Has averaged 14% so far this year
PRINCETON, NJ -- Americans' approval of Congress is at 17% in June, similar to the 15% in May, and continuing the generally low levels seen since last June.
Congress' latest job approval reading, based on Gallup interviewing conducted June 7-10, is modestly higher than the all-time low of 10% recorded in February. Similarly, disapproval of Congress, now at 79%, is the same as in May, and not far below the record-low 86% recorded in February, and in December 2011.
Congressional job approval has generally been low for years, with readings as low as 18% in the summer of 2007 and 14% in July 2008. It did improve in 2009, as Barack Obama entered his initial "honeymoon" phase as president, with his own job approval ratings in the 60% range. In March 2009, Congress' job approval reached 39%, the highest it had been since February 2005. But that period of relative positivity did not last, and in 2010, 2011, and so far this year, Congress' approval ratings have routinely been below 20%. Approval of Congress has averaged 14% so far in 2012.
Congress faces many highly significant issues this year, focusing mainly on the "fiscal cliff" that will force major cuts in defense and entitlement spending in January, and the pending elimination of all of the Bush tax cuts if no action is taken by the end of the year. Given that this is an election year, it is probable that Congress will wait until after Nov. 6 to take real action on any of these concerns, lowering the chances that Americans' ratings of Congress will go significantly higher in the interim.
Congress approval remains generally similar across party lines, with 20% of Democrats approving, compared with 16% of independents and 17% of Republicans. This relative parity in approval reflects the currently divided nature of Congress, with the Democrats controlling the Senate, and Republicans, the House. When one party controls both houses, those who identify with that party are generally significantly more positive than those who identify with the other party.
Congress approval remains slightly higher than its all-time low of 10% recorded in February, but at 17% is certainly at the low end of its historical distribution. Given the divided nature of Congress, it is not clear how voters will take out their disappointment in Congress on their elected representatives on Election Day. Approval is slightly lower now than it was just before the 2010 congressional elections, in which Americans sent many incumbents home and flipped control of the House from the Democrats to the Republicans.
President Obama recently criticized Congress for not passing his jobs bill, which suggests that he and his campaign team have decided to use Congress as a foil to displace voter blame for the bad economy and employment situation. This, along with the probability that Congress will not take any meaningful actions before the elections, likely ensures that congressional job approval will remain in the current low territory in the months ahead.

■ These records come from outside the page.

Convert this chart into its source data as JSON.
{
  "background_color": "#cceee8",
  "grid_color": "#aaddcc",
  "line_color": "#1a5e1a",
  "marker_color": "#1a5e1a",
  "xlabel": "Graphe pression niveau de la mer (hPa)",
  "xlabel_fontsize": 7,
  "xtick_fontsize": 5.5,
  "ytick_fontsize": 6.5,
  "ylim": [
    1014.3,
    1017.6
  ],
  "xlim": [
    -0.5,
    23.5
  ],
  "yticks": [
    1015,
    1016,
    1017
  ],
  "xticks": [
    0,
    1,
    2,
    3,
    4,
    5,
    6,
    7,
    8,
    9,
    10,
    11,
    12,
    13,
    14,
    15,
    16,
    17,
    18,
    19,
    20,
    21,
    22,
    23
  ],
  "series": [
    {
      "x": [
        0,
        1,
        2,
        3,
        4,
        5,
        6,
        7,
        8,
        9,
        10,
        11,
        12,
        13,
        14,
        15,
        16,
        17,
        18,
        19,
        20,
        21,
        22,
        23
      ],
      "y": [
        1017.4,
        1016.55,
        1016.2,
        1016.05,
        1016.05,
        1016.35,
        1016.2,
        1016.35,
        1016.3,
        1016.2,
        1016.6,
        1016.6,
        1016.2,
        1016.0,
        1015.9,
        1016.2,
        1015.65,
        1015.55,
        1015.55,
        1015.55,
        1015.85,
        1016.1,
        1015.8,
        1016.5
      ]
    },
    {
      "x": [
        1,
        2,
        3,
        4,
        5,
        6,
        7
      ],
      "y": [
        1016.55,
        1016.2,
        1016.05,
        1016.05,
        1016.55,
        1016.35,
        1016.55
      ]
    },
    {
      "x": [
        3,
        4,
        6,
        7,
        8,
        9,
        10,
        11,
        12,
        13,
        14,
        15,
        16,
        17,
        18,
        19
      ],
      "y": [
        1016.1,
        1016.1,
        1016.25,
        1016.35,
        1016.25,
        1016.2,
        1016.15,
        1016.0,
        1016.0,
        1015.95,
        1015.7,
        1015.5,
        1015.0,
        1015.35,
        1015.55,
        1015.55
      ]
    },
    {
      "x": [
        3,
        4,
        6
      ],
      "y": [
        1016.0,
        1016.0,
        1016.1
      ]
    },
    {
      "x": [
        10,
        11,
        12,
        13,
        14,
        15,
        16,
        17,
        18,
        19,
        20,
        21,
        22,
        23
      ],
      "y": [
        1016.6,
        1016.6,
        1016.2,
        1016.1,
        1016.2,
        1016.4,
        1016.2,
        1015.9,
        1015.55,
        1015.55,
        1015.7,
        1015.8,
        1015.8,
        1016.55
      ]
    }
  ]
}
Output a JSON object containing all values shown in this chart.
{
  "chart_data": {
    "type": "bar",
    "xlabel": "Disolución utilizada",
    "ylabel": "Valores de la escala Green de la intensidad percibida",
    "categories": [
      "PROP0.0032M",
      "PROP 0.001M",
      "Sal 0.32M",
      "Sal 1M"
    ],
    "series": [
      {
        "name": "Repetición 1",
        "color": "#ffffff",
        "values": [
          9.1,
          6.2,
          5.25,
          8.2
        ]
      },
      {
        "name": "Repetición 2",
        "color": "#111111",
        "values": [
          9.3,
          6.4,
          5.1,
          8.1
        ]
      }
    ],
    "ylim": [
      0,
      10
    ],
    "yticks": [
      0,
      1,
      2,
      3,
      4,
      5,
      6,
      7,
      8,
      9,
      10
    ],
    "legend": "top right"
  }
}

Regardless, few would argue that it is an optimal state of affairs when about eight in 10 Americans disapprove of the way their elected representatives are handling their jobs.
Results for this Gallup poll are based on telephone interviews conducted June 7-10, 2012, with a random sample of 1,004 adults, aged 18 and older, living in all 50 U.S. states and the District of Columbia.
For results based on the total sample of national adults, one can say with 95% confidence that the maximum margin of sampling error is ±4 percentage points.
Interviews are conducted with respondents on landline telephones and cellular phones, with interviews conducted in Spanish for respondents who are primarily Spanish-speaking. Each sample includes a minimum quota of 400 cell phone respondents and 600 landline respondents per 1,000 national adults, with additional minimum quotas among landline respondents by region. Landline telephone numbers are chosen at random among listed telephone numbers. Cell phone numbers are selected using random-digit-dial methods. Landline respondents are chosen at random within each household on the basis of which member had the most recent birthday.
Samples are weighted by gender, age, race, Hispanic ethnicity, education, region, adults in the household, and phone status (cell phone only/landline only/both, cell phone mostly, and having an unlisted landline number). Demographic weighting targets are based on the March 2011 Current Population Survey figures for the aged 18 and older non-institutionalized population living in U.S. telephone households. All reported margins of sampling error include the computed design effects for weighting and sample design.
In addition to sampling error, question wording and practical difficulties in conducting surveys can introduce error or bias into the findings of public opinion polls.